Some people look for a partner with a fat wallet, while others think a sense of humor is the more important trait. But what about morality?

DatingAdvice.com’s latest study found 12 percent of Americans say morality is the number one quality they look for in a mate when on a first date.

Women are more likely to say so than men – 13 percent versus 11 percent, respectively.

African-Americans and low-wage earners also are among the most likely demographics to select morality over things like looks, wealth, humor and commonality.

With one in five answering in the affirmative, African-Americans have the highest response among the 1,080 participants.

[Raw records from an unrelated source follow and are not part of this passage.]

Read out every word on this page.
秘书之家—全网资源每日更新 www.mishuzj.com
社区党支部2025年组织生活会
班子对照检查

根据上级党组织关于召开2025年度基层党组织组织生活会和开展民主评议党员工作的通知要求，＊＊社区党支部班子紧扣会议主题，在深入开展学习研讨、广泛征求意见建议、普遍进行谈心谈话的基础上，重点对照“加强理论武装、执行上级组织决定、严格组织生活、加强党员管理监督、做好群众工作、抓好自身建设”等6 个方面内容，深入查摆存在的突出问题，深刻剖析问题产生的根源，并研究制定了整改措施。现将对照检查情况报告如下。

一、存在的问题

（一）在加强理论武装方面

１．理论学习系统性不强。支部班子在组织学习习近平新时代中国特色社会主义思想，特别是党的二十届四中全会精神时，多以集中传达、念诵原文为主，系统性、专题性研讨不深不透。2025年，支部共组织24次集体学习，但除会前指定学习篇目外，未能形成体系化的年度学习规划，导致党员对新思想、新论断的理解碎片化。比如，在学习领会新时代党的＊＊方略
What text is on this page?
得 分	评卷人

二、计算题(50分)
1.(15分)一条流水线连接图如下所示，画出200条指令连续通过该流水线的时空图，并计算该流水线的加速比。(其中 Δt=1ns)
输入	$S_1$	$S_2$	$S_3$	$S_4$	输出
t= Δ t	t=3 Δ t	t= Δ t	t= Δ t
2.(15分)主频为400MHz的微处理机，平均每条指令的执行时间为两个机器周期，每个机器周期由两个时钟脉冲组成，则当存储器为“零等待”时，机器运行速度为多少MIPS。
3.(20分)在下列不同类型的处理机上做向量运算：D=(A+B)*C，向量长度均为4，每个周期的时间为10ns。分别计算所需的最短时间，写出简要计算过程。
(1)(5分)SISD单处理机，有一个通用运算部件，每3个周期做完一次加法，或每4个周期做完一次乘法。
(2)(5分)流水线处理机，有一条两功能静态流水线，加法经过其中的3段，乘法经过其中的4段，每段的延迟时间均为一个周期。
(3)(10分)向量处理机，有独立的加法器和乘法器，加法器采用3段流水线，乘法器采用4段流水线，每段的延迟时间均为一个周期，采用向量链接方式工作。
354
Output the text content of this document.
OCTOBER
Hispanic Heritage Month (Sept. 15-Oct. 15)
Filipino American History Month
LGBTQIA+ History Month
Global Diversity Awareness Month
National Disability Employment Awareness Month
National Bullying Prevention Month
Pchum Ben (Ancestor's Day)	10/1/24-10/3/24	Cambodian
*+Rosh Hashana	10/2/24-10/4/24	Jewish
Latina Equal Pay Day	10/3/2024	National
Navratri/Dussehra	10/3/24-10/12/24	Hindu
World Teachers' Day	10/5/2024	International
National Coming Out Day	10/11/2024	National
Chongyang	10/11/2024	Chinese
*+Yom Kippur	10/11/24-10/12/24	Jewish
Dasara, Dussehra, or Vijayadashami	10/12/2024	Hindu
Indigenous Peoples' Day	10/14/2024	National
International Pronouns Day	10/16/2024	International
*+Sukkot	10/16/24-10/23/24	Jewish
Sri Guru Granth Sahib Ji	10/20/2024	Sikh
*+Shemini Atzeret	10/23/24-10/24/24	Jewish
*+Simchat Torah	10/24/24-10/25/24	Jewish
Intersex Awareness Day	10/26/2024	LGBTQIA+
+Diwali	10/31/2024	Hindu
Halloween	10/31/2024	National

On the flip side, only one in 10 Asian-Americans say dating someone with good morals is very important to them.

In terms of income, those earning less than $25,000 a year are almost twice as likely than those earning more than $125,000 a year to desire a partner with high moral standards.

“African-Americans are the most likely to

select morality over things like looks.”

DatingAdvice.com’s women’s dating expert, Rachel Dack, said morals can vary from culture to culture or individual differences.

“Although only 12 percent of Americans rate morality as the most important trait they look for in a partner on a first date, the breakdown of results highlight racial and income differences,” she said. “The takeaway – if you are looking to assess morality in a potential partner, be sure to ask questions about his or her values, decision-making and the meaning of right and wrong using nonjudgmental, attentive listening.”

Among the least likely groups to rank morality as the most favorable characteristic is homosexuals and older Americans.

Thirteen percent of straight men and women put morality at the top of their partner wishlist, but just 7 percent of gay men and lesbian women do.

Americans aged 65 and older have a 67 percent lower likelihood of picking morality than those aged 25 to 34.

When taking region into consideration, respondents living in the Midwest and South are 18 percent more likely to seek a moral companion compared to respondents living in the West or East.

Marital status made the least amount of difference in the results, with less than two percentage points separating those who are married from the divorced or single.

The study surveyed 1,080 respondents over the course of three weeks, balancing responses by age, gender, income, race, sexuality and other factors in order to accurately represent the U.S. population. The study has a margin of error of +/- 2.8%.